Kommentar von Heribert Prantl

Als Innenminister ist Thomas de Maizière zugleich der Verfassungsminister. Er ist aber offensichtlich nicht in der Verfassung, die Flüchtlingspolitik der Kanzlerin umzusetzen; er ist ein unwilliger Minister. Er ist ein Minister der Schlangenlinien; seine Schlangen und Schlingen führen über das vereinbarte neue Flüchtlingsabwehrkonzept der großen Koalition hinaus.

Soweit man den Minister überhaupt versteht, verficht er in der Flüchtlingspolitik eine CSU-Agenda; er tut dies aber auf eine so täppische Weise, dass er schier über sich selbst stolpert. Es ist wohl der Eindruck nicht falsch, dass dem Bundesinnenminister die Flüchtlingspolitik emotional und politisch über den Kopf gewachsen ist. Er will nicht, aber auch das Nichtwollen kann er nicht.

Es mag sein, dass der Minister soeben versucht hat, eine Schwachstelle des Koalitionskompromisses sofort auszunutzen. Dort ist pauschal von einem "subsidiären Schutz" die Rede, von einem stark reduzierten Schutz also, der künftig für bestimmte Flüchtlingsgruppen gelten soll. Das wird nicht weiter ausgeführt, es wird auch nicht unterschieden zwischen dem nationalen und internationalen subsidiären Schutz. Deshalb hat de Maizière einem großen Teil der Syrien-Flüchtlinge künftig nur noch einen minderen Schutzstatus geben, sie also aus der Genfer Flüchtlingskonvention (GFK) auskoppeln wollen: Diejenigen Syrien-Flüchtlinge, die zuvor schon in der Türkei waren, sollten in Deutschland nur noch als Minderflüchtlinge anerkannt und behandelt, also etwa vom Familiennachzug ausgeschlossen werden.

Ein Pech für die Kanzlerin, ein Unglück für die Regierung

Aber da macht das Völkerrecht nicht mit: Die Türkei hat die Genfer Flüchtlingskonvention nur mit regionalem Vorbehalt anerkannt - nur für Flüchtlinge, die aus dem Westen kommen.

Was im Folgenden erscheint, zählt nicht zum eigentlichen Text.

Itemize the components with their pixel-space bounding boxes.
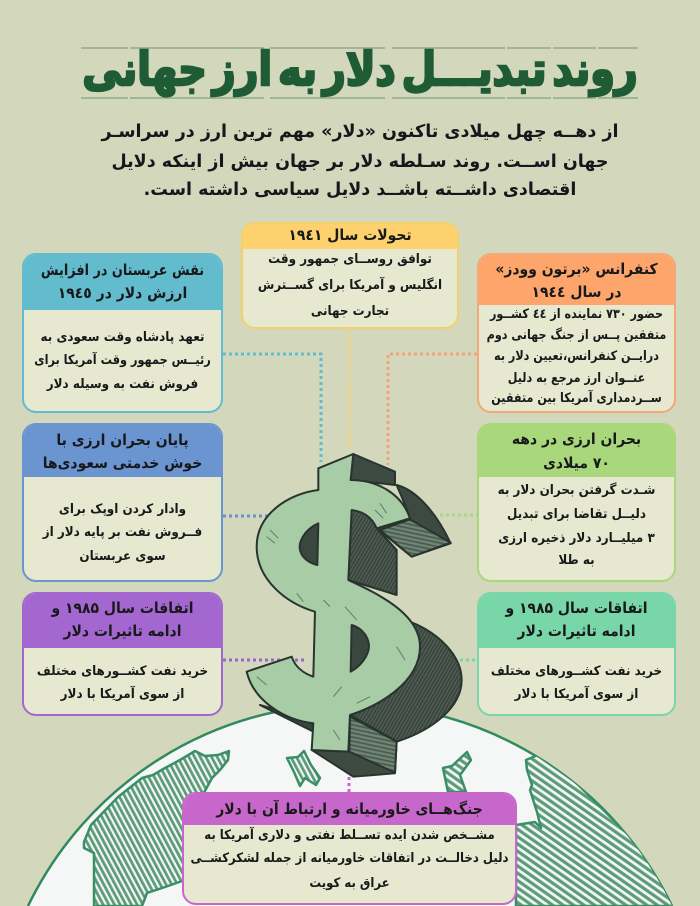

Flüchtlinge aus dem Nahen und Mittleren Osten haben daher, wenn sie in der Türkei sind, dort keinen Schutz im Sinn der GFK gefunden. Deshalb muss der UN-Flüchtlingskommissar die Flüchtlinge dort unter Obhut nehmen und ein Aufnahmeland suchen; das dauert freilich viel zu lang und funktioniert nur in viel zu wenigen Fällen.

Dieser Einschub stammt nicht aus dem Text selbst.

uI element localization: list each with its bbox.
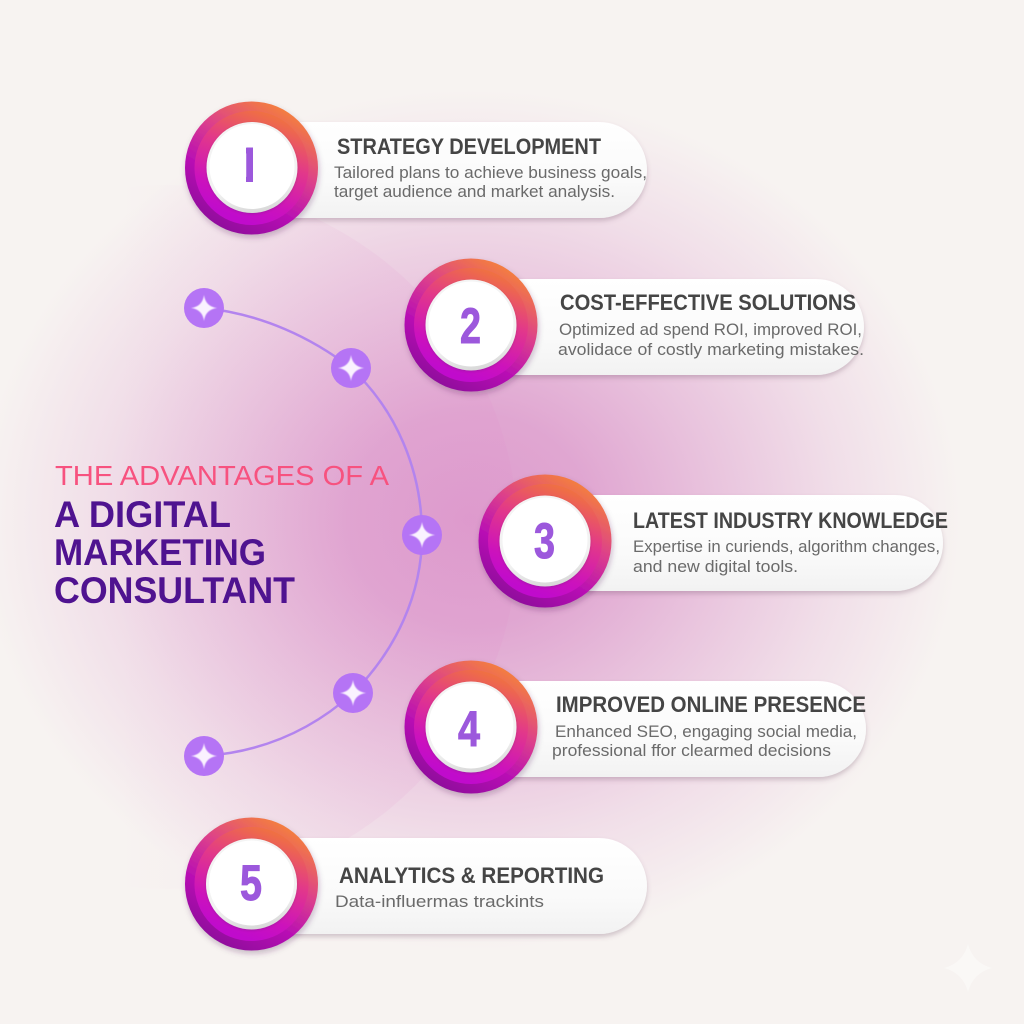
node 3	[402, 515, 442, 555]
panel: 2 cost-effective solutions	[404, 258, 864, 392]
panel: 4 improved online presence	[404, 660, 866, 794]
title main: A DIGITAL	[54, 494, 231, 535]
description: Expertise in curiends, algorithm changes,	[633, 537, 940, 556]
number badge 4: 4	[458, 701, 480, 757]
description: avolidace of costly marketing mistakes.	[558, 340, 864, 359]
panel: 3 latest industry knowledge	[478, 474, 948, 608]
heading: LATEST INDUSTRY KNOWLEDGE	[633, 508, 948, 533]
number badge 1: 1	[234, 137, 262, 193]
icon: faint sparkle bottom right	[944, 944, 992, 992]
description: target audience and market analysis.	[334, 182, 615, 201]
description	[633, 537, 940, 576]
heading: IMPROVED ONLINE PRESENCE	[556, 692, 866, 717]
title	[54, 460, 389, 611]
pill card	[545, 495, 943, 591]
heading: ANALYTICS & REPORTING	[339, 863, 604, 888]
pill card	[251, 122, 647, 218]
description: Optimized ad spend ROI, improved ROI,	[559, 320, 862, 339]
number badge 3: 3	[534, 513, 555, 569]
number badge 5: 5	[240, 855, 262, 911]
curved timeline with sparkle nodes	[184, 288, 442, 776]
description: Tailored plans to achieve business goals,	[334, 163, 647, 182]
description: and new digital tools.	[633, 557, 798, 576]
description: professional ffor clearmed decisions	[552, 741, 831, 760]
title kicker: THE ADVANTAGES OF A	[55, 460, 389, 491]
panel: 1 strategy development	[185, 102, 647, 234]
number badge 5	[185, 818, 318, 950]
description: Data-influermas trackints	[335, 892, 544, 911]
pill card	[471, 681, 866, 777]
description	[334, 163, 647, 201]
number badge 2: 2	[460, 298, 481, 354]
node 5	[184, 736, 224, 776]
heading: COST-EFFECTIVE SOLUTIONS	[560, 290, 856, 315]
pill card	[251, 838, 647, 934]
title main	[54, 494, 295, 611]
title main: MARKETING	[54, 532, 266, 573]
number badge 3	[478, 474, 612, 608]
number badge 4	[404, 660, 538, 794]
pill card	[471, 279, 864, 375]
heading: STRATEGY DEVELOPMENT	[337, 134, 602, 159]
title main: CONSULTANT	[54, 570, 295, 611]
number badge 1	[185, 102, 318, 234]
arc line	[204, 308, 422, 756]
description: Enhanced SEO, engaging social media,	[555, 722, 857, 741]
node 2	[331, 348, 371, 388]
node 4	[333, 673, 373, 713]
node 1	[184, 288, 224, 328]
description	[552, 722, 857, 760]
description	[558, 320, 864, 359]
number badge 2	[404, 258, 538, 392]
panel: 5 analytics and reporting	[185, 818, 647, 950]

Der Versuch de Maizières, den syrischen Flüchtlingen den starken GFK-Schutz zu nehmen, passt aber zur Tendenz des neuen Konzepts der Bundesregierung, möglichst viele Flüchtlinge aus dem großen Schutz hinauszudrängen. Der Innenminister hat dieses Konzept jetzt durch Übertreibung entlarvt. Das Koalitionskonzept sieht vor, dass möglichst viele Flüchtlinge nur noch das neue Schnellverfahren durchlaufen und dann abgeschoben werden sollen - die Flüchtlinge aus den angeblich sicheren Herkunftsländern nämlich und die mit fehlenden Papieren.

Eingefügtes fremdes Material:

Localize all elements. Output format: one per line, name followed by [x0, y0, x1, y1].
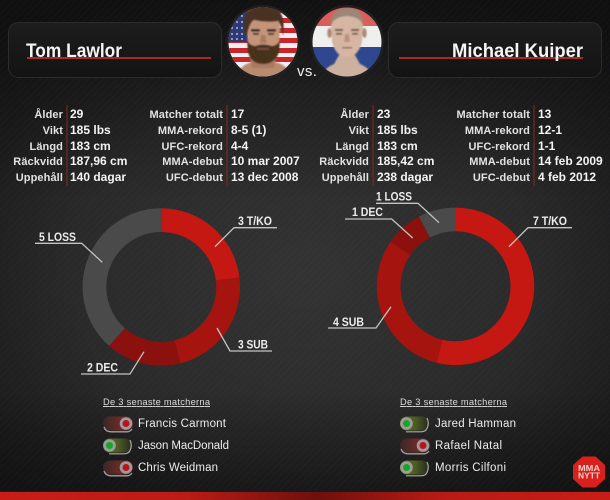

Die Gummiformulierungen dazu im Koalitionskompromiss hat der Minister schnell und kräftig zu dehnen versucht. Der Gummi ist gerissen; er schnalzte ihm, peinlich für den Minister, auf die Finger. De Maizière ist ein Minister ohne Fortune. Das ist ein Pech für die Kanzlerin, das ist ein Unglück für die Regierung; das ist eine Katastrophe für die Flüchtlingspolitik.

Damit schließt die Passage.